Aumenti benzina, denuncia del Codacons

di Lorenzo Stracquadanio

03 aprile 2010

L’Associazione dei consumatori punta il dito contro l’incremento dei prezzi in coincidenza con l’esodo per le festività

Il Codacons ha presentato un esposto presso ben 104 Procure della Repubblica distribuite su tutto il territorio nazionale per denunciare l’aumento ingiustificato dei prezzi del carburante. Aumento che puntualmente si è verificato a ridosso delle festività pasquali, periodo in cui milioni di automobilisti si mettono al volante.

“I rincari hanno portato a un livello dei prezzi preoccupante – afferma il presidente Codacons, Carlo Rienzi – a danno di milioni di automobilisti che in queste ore si stanno mettendo in viaggio. Per fare un pieno gli automobilisti dovranno sborsare almeno 10 euro in più rispetto un anno fa”.

Nell’esposto l’associazione chiede alle Procure e all’Antitrust l’invio della Guardia di Finanza direttamente presso i distributori di carburanti, al fine di acquisire i documenti relativi ai rincari dei listini e disporre il sequestro delle pompe che hanno effettuato aumenti nell’ultima settimana.

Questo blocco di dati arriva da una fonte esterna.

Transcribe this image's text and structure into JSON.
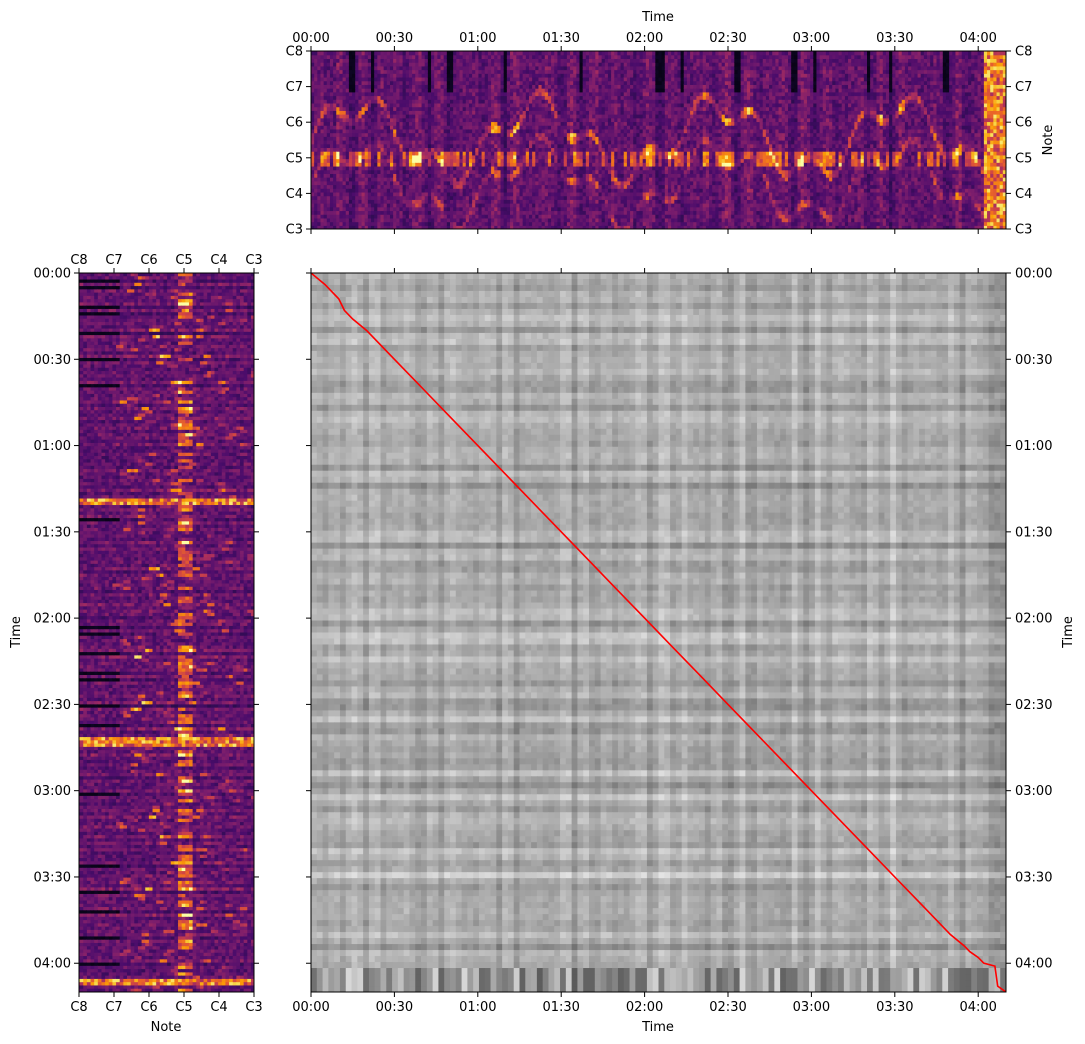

“Non escludiamo anche una maxi class action da parte degli automobilisti contro le compagnie petrolifere – conclude il presidente del Codacons – e consigliamo finora agli utenti di conservare i documenti che attestino i rifornimenti di carburante”.[!BANNER]

Dal canto loro le compagnie petrolifere hanno respinto le accuse sostenendo che il prezzo alle pompe è rimasto sostanzialmente invariato. In una nota diffusa dall’Unione petrolifera http://www.unionepetrolifera.it/ si legge: “I prezzi sono legati agli andamenti delle corrispondenti quotazioni internazionali dei prodotti raffinati rilevati dall’agenzia specializzata Platts che cambiano ogni giorno”.

“Non più tollerabile – continua il testo – questo continuo stillicidio e quest’opera di continua disinformazione che continua a legare l’andamento dei prezzi interni a quello del greggio tal quale”.